In such cases the control bus could expose video bus control methods. This would remove the need for a video source as proposed by Tomi Valkeinen in his CDF model. However, if the bus can be used for video data transfer in combination with a different control bus, a video source corresponding to the data bus will be needed.
No decision has been taken on whether to use a video source in addition to the control bus in the combined busses case. Experimentation will be needed, and the right solution might depend on the bus type.
- Multiple control busses
One panel was mentioned as being connected to a DSI bus and an I2C bus. The DSI bus is used for both control and video, and the I2C bus for control only. configuring the panel requires sending commands through both DSI and I2C. The opinion on such panels was a large *sigh* followed by a "this should be handled by the device core, let's ask Greg KH".
- Miscellaneous
- If the OMAP3 DSS driver is used as a model for the DSI support
implementation, Daniel Vetter requested the DSI bus lock semaphore to be killed as it prevents lockdep from working correctly (reference needed ;-)).
- Do we need to support chaining several encoders ? We can come up with
several theoretical use cases, some of them probably exist in real hardware, but the details are still a bit fuzzy.

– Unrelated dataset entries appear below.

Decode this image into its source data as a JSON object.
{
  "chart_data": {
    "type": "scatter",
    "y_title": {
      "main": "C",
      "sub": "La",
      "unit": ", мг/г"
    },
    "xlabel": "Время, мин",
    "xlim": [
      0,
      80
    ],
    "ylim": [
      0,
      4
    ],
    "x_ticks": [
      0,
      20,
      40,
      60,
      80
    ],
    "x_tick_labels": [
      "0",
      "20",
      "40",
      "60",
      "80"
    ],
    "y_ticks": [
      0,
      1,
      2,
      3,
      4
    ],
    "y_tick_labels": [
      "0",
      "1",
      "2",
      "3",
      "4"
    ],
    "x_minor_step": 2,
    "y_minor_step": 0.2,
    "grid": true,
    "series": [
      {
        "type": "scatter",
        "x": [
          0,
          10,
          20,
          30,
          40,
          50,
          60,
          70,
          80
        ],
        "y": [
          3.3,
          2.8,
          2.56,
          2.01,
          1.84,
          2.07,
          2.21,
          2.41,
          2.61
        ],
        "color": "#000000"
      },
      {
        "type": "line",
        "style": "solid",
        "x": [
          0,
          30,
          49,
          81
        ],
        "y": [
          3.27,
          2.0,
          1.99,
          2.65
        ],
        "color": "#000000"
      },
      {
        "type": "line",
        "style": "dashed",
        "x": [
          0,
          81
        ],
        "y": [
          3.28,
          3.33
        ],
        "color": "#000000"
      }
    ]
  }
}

So, a part which is completely omitted in this thread is how to handle suspend/resume ordering. If you have multiple encoders which need to be turned on/off in a given order at suspend/resume, how do you handle that given the current scheme where they are just separate platform drivers in drivers/video?

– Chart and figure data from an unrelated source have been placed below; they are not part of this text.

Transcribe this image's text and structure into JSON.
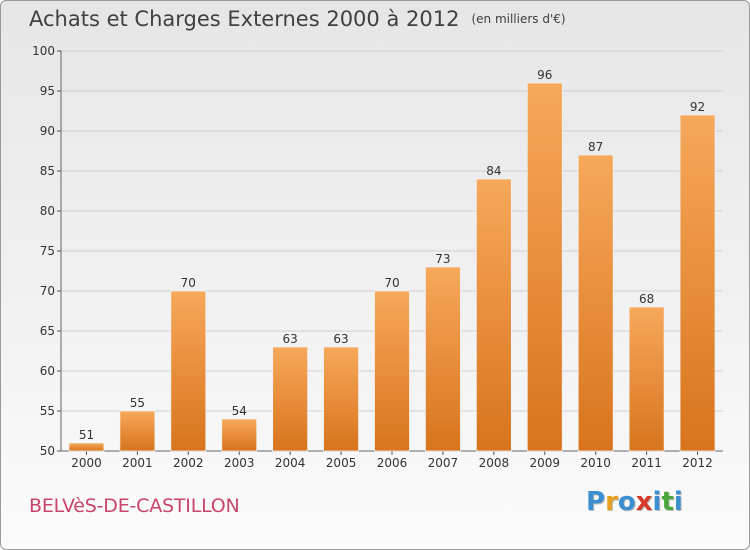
{
  "title": "Achats et Charges Externes 2000 à 2012",
  "unit_note": "(en milliers d'€)",
  "commune": "BELVèS-DE-CASTILLON",
  "logo": {
    "letters": [
      "P",
      "r",
      "o",
      "x",
      "i",
      "t",
      "i"
    ],
    "colors": [
      "#3b8fd0",
      "#e8a020",
      "#3b8fd0",
      "#d63a2a",
      "#3b8fd0",
      "#4aa63c",
      "#3b8fd0"
    ]
  },
  "colors": {
    "bar_top": "#f6a85a",
    "bar_bottom": "#d8741d",
    "grid": "#cfcfcf",
    "axis_text": "#333333",
    "title": "#404040",
    "commune": "#c8456a"
  },
  "chart_data": {
    "type": "bar",
    "categories": [
      "2000",
      "2001",
      "2002",
      "2003",
      "2004",
      "2005",
      "2006",
      "2007",
      "2008",
      "2009",
      "2010",
      "2011",
      "2012"
    ],
    "values": [
      51,
      55,
      70,
      54,
      63,
      63,
      70,
      73,
      84,
      96,
      87,
      68,
      92
    ],
    "data_labels": [
      "51",
      "55",
      "70",
      "54",
      "63",
      "63",
      "70",
      "73",
      "84",
      "96",
      "87",
      "68",
      "92"
    ],
    "y_ticks": [
      50,
      55,
      60,
      65,
      70,
      75,
      80,
      85,
      90,
      95,
      100
    ],
    "ylim": [
      50,
      100
    ],
    "title": "Achats et Charges Externes 2000 à 2012",
    "xlabel": "",
    "ylabel": "",
    "grid": true,
    "legend": "none"
  }
}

This problems occurs with drm/exynos in current 3.8 kernels for example. On that platform, the DP driver and the FIMD driver will suspend/resume in random order, and therefore fail resuming half the time. Is there something which could be done in CDF to address that?
Stéphane
On 02/12/2013 11:45 PM, Stéphane Marchesin wrote:
- Do we need to support chaining several encoders ? We can come up with
several theoretical use cases, some of them probably exist in real hardware, but the details are still a bit fuzzy.

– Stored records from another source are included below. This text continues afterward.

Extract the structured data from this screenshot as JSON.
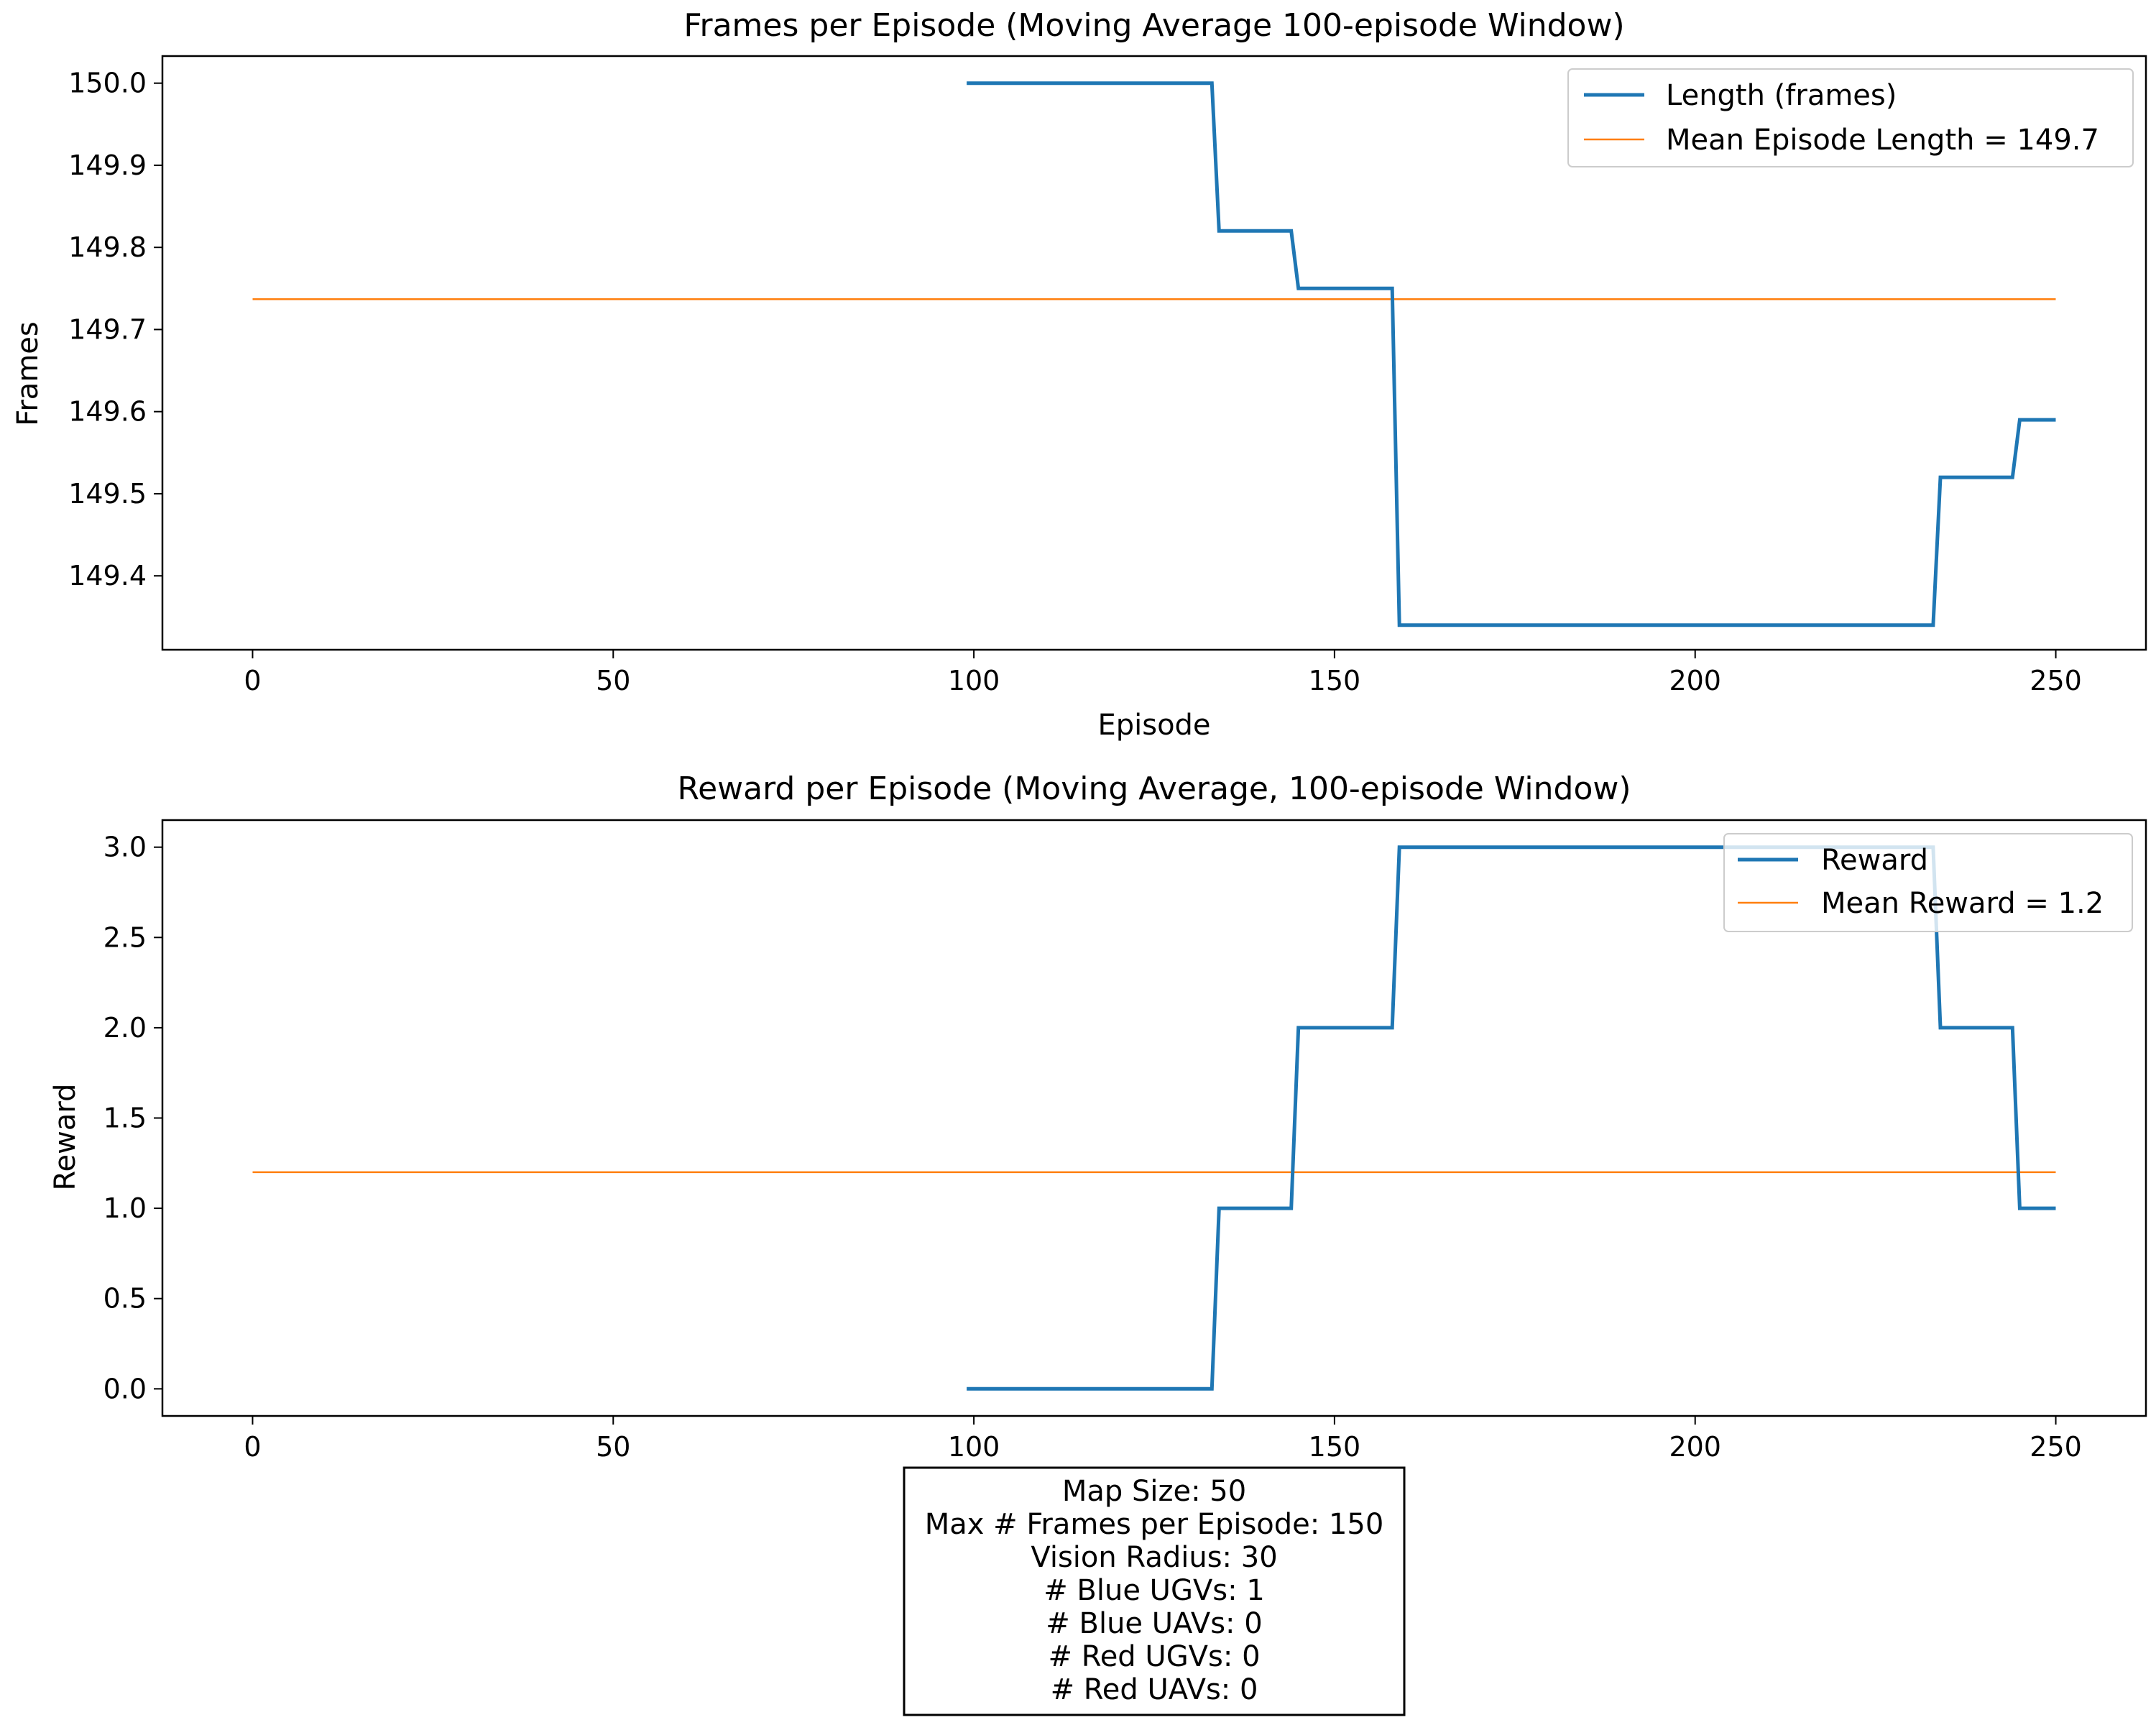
{
  "chart_data": [
    {
      "type": "line",
      "title": "Frames per Episode (Moving Average 100-episode Window)",
      "xlabel": "Episode",
      "ylabel": "Frames",
      "xlim": [
        -12.5,
        262.5
      ],
      "ylim": [
        149.31,
        150.033
      ],
      "xticks": [
        "0",
        "50",
        "100",
        "150",
        "200",
        "250"
      ],
      "yticks": [
        "149.4",
        "149.5",
        "149.6",
        "149.7",
        "149.8",
        "149.9",
        "150.0"
      ],
      "legend_position": "top-right",
      "colors": {
        "series": "#1f77b4",
        "mean": "#ff7f0e"
      },
      "series": [
        {
          "name": "Length (frames)",
          "x": [
            99,
            133,
            134,
            144,
            145,
            158,
            159,
            233,
            234,
            244,
            245,
            250
          ],
          "y": [
            150.0,
            150.0,
            149.82,
            149.82,
            149.75,
            149.75,
            149.34,
            149.34,
            149.52,
            149.52,
            149.59,
            149.59
          ]
        },
        {
          "name": "Mean Episode Length = 149.7",
          "x": [
            0,
            250
          ],
          "y": [
            149.737,
            149.737
          ]
        }
      ]
    },
    {
      "type": "line",
      "title": "Reward per Episode (Moving Average, 100-episode Window)",
      "xlabel": "",
      "ylabel": "Reward",
      "xlim": [
        -12.5,
        262.5
      ],
      "ylim": [
        -0.15,
        3.15
      ],
      "xticks": [
        "0",
        "50",
        "100",
        "150",
        "200",
        "250"
      ],
      "yticks": [
        "0.0",
        "0.5",
        "1.0",
        "1.5",
        "2.0",
        "2.5",
        "3.0"
      ],
      "legend_position": "top-right",
      "colors": {
        "series": "#1f77b4",
        "mean": "#ff7f0e"
      },
      "series": [
        {
          "name": "Reward",
          "x": [
            99,
            133,
            134,
            144,
            145,
            158,
            159,
            233,
            234,
            244,
            245,
            250
          ],
          "y": [
            0,
            0,
            1,
            1,
            2,
            2,
            3,
            3,
            2,
            2,
            1,
            1
          ]
        },
        {
          "name": "Mean Reward = 1.2",
          "x": [
            0,
            250
          ],
          "y": [
            1.2,
            1.2
          ]
        }
      ]
    }
  ],
  "info_box": {
    "lines": [
      "Map Size: 50",
      "Max # Frames per Episode: 150",
      "Vision Radius: 30",
      "# Blue UGVs: 1",
      "# Blue UAVs: 0",
      "# Red UGVs: 0",
      "# Red UAVs: 0"
    ]
  }
}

So, a part which is completely omitted in this thread is how to handle suspend/resume ordering. If you have multiple encoders which need to be turned on/off in a given order at suspend/resume, how do you handle that given the current scheme where they are just separate platform drivers in drivers/video?
This problems occurs with drm/exynos in current 3.8 kernels for example. On that platform, the DP driver and the FIMD driver will suspend/resume in random order, and therefore fail resuming half the time. Is there something which could be done in CDF to address that?
My idea here is two parts. First hide the chaining within the CDF driver. So it is always the first CDF driver that is responsible for the rest of the chain. Second, I'm looking at using the dev->parent and bus relationchip to describe this dependency. Then power usually works out fine, since children could be forced to be suspended before parent ("bus" host).
/BR /Marcus
On 2013-02-13 00:45, Stéphane Marchesin wrote:
So, a part which is completely omitted in this thread is how to handle suspend/resume ordering. If you have multiple encoders which need to be turned on/off in a given order at suspend/resume, how do you handle that given the current scheme where they are just separate platform drivers in drivers/video?
This problems occurs with drm/exynos in current 3.8 kernels for example. On that platform, the DP driver and the FIMD driver will suspend/resume in random order, and therefore fail resuming half the time. Is there something which could be done in CDF to address that?
I don't think we have a perfect solution for this, but I think we can handle this by using PM notifiers, PM_SUSPEND_PREPARE and PM_POST_SUSPEND.
The code that manages the whole chain should register to those notifiers, and disable or enable the display devices accordingly. This way the devices are enabled and disabled in the right order, and also (hopefully) so that the control busses are operational.